Был час послеобеденной прогулки. Новичка-кадета привели во двор, где бегали, кричали, гонялись друг за другом сотни три-четыре мальчиков в одинаковых светлых рубашках с погонами.

Никогда в жизни он не видел такого сборища; теперь испуганно остановился.

«Сколько их! Какие большие!»

Новичка заметили, и толпа хлынула к нему. Вовкино сердце ёкнуло. Точно в вихре замелькали вокруг разные лица, глаза, руки. Вот он уже в тесном кольце: смеются, смотрят на него со всех сторон.

— Рыжий! — удивился кто-то.

— Нос, смотри, на двоих рос… Уши! Посмотрите, уши!

Вовка пятился и жалко хлопал ресницами. Подумал: «Неправда! И про нос, про уши — всё неправда!» А на него показывали пальцами и хохотали — кто визгливым голосом, кто басом.

Приятная мысль, что он — человек военный, растаяла без следа. Захотелось спрятаться хоть в какую-нибудь щелку. Стало страшно: «Неужели с ними придется жить?»

— Сы́рчика, рыжий, хочешь?

Высокий белобрысый кадет с квадратным подбородком подскочил и больно провел ногтем по затылку снизу вверх.

От неожиданности Вовка закричал, слезы потекли из глаз.
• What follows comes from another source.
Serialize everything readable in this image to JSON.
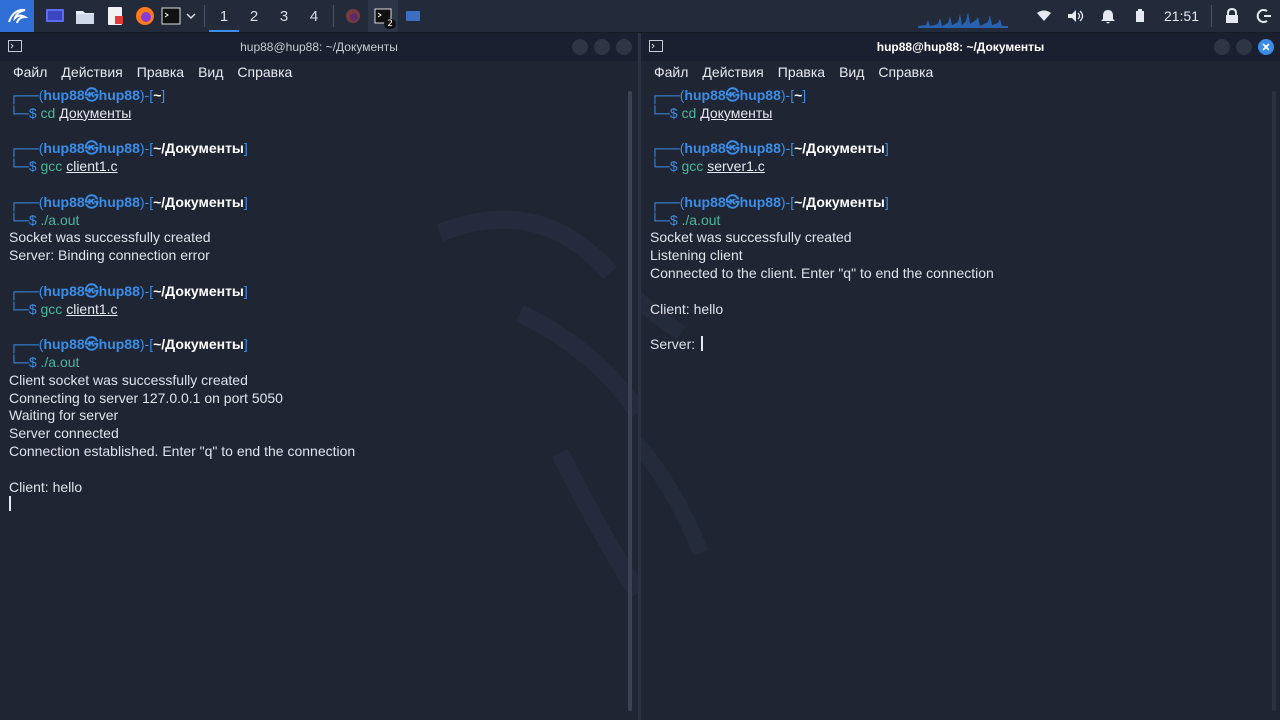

А когда он вытер их кулаками, кадеты стояли уже поодаль и чинно разговаривали друг с другом. По двору неторопливой походкой шел командир роты.

Седая борода незнакомого офицера внушала доверие. К тому же Вовка не был искушен в обычаях. Он не видел причин скрывать свою обиду; даже наоборот, считал нужным восстановить нарушенную справедливость. Судорожно всхлипывая, он рассказал обо всем случившемся и ткнул пальцем в сторону белобрысого: «Вот этот!»
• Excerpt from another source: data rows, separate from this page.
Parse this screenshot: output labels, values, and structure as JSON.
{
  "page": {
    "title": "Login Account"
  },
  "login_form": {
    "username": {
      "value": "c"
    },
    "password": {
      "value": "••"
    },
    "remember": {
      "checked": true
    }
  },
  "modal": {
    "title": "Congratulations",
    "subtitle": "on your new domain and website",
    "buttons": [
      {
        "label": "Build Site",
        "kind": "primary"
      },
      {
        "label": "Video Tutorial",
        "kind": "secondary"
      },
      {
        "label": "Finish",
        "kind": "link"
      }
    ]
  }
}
— Микульский! — позвал командир роты.

Белобрысый выбежал вперед, по-уставному вытянулся. Ощупав его тяжелым взглядом, офицер определил:

— На час станешь под лампу, за озорство.

«Стать под лампу» — Лисицын узнал это позже — было обычным наказанием для провинившихся кадет младших классов. Стояли «вольно», без напряжения; место посреди зала под большой керосиновой лампой находилось против комнаты дежурного воспитателя, и дежурный нет-нет, да посматривал на наказанного. Стой, одним словом, и молчи.

С этого дня за Вовкой потянулся шопот:

— Доносчик… Ябеда… Ябеда-беда, тараканья еда…
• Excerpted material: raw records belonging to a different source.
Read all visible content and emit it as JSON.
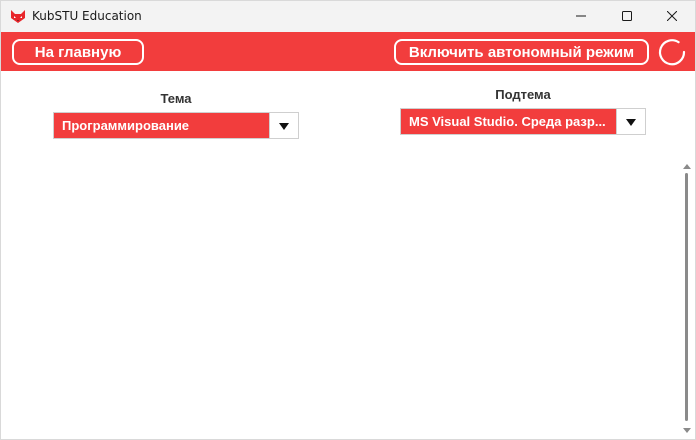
{
  "window": {
    "title": "KubSTU Education",
    "icon": "fox-logo-icon",
    "controls": [
      "minimize-icon",
      "maximize-icon",
      "close-icon"
    ]
  },
  "toolbar": {
    "home_label": "На главную",
    "offline_label": "Включить автономный режим",
    "refresh_icon": "refresh-icon",
    "background_color": "#f23d3d"
  },
  "filters": {
    "topic": {
      "label": "Тема",
      "selected": "Программирование"
    },
    "subtopic": {
      "label": "Подтема",
      "selected": "MS Visual Studio. Среда разр..."
    }
  },
  "colors": {
    "accent": "#f23d3d",
    "titlebar": "#f3f3f3"
  }
}
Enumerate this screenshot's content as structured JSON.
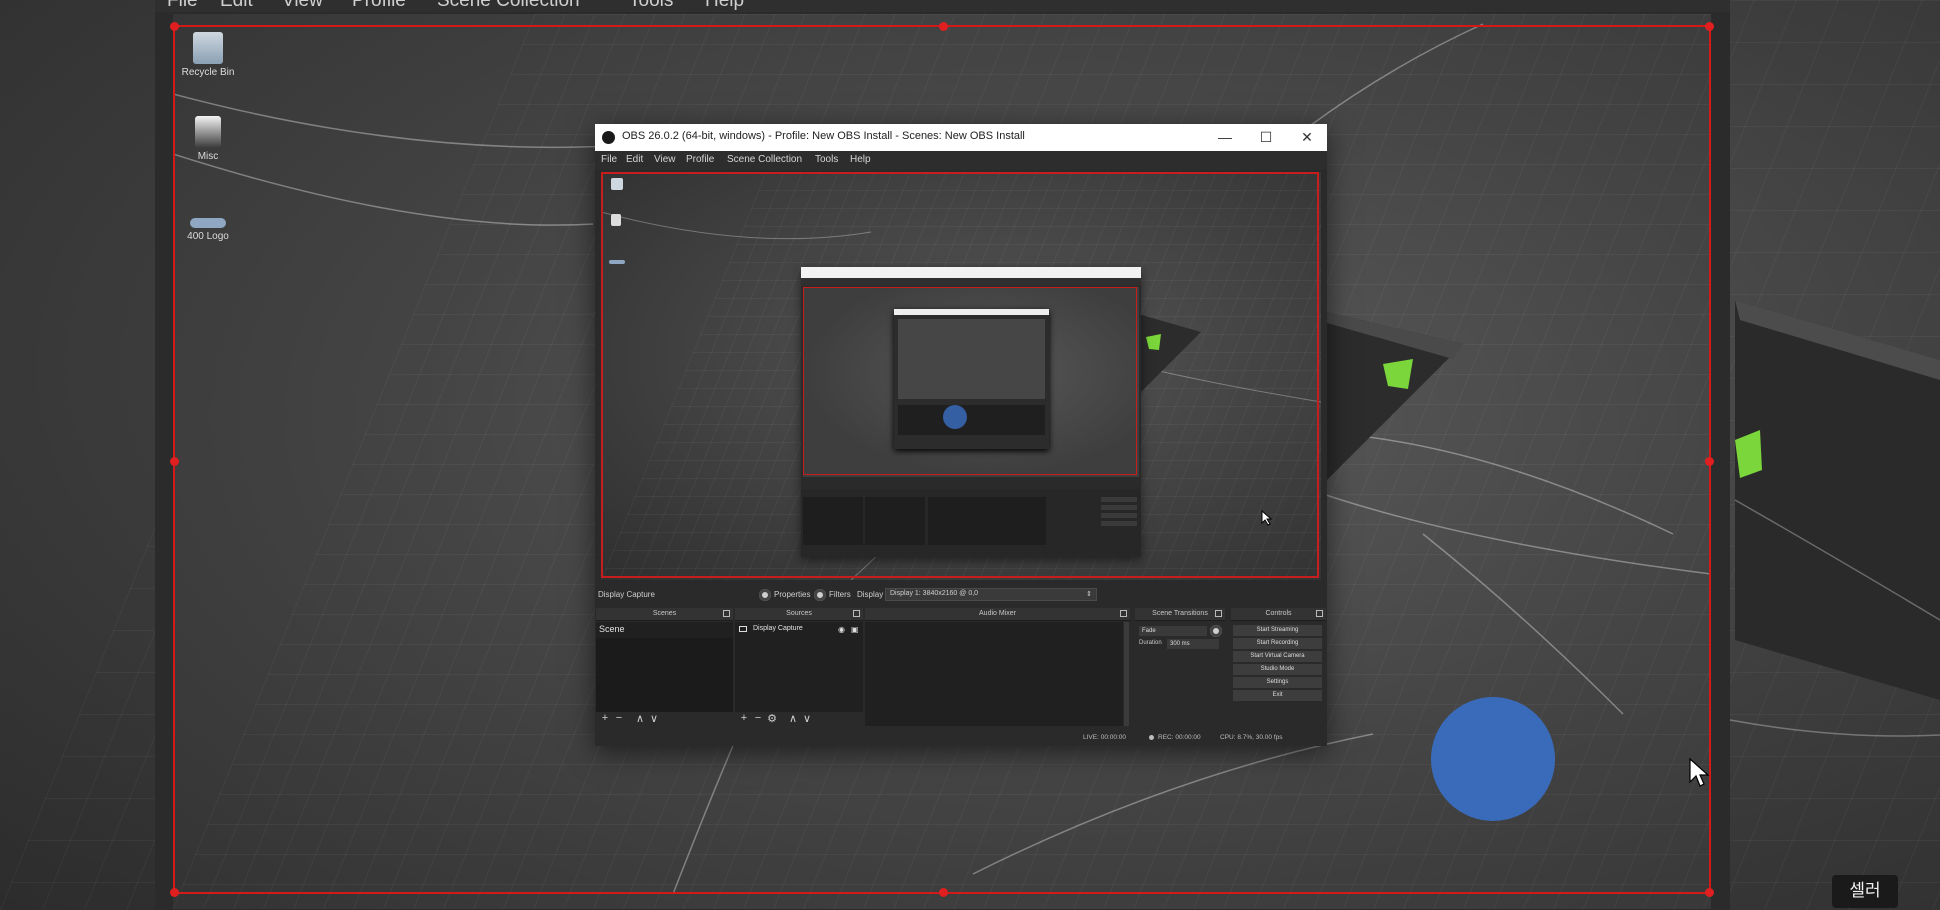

Микульскому было четырнадцать лет. Раньше он учился в подготовительном пансионе, а в первом классе корпуса остался на второй год. Кулаки у него были крепкие, нрав злой. Не многие из кадет осмеливались ему противоречить.

Вечером в темном коридоре, схватив новичка за руку, Микульский потребовал:

— Проси прощения, Лисица!

Новичок возмутился:

— И не подумаю! Сам проси!

— Са-ам? — с угрозой прошипел Микульский и сдавил Вовкины пальцы. — Ты заруби на носу: за длинный язык — шинель на голову… Излупят чем попало, тогда реви сколь угодно, жалуйся! Пшол вон!

От толчка в спину Вовка ударился лбом о косяк двери. Кубарем пролетел через порог.

Каким он казался себе беззащитным! Горько было чувствовать, что уже не вернешься в свою детскую, где Пелагея Анисимовна заботливо взбивала перину на кровати. Холодом веяло в огромной, неуютной спальне. Он посмотрел и посчитал: девятью восемь… плюс трижды шесть… девяносто коек стоят. Рядом — другая такая же спальня. Обе называются — третья рота. А в корпусе есть еще вторая рота и первая; там только старшие классы. Вовка видел весь корпус в столовой. И на молитве тоже всех видел. Противное все, враждебное, чужое!

— Господа! — крикнул на всю спальню Микульский.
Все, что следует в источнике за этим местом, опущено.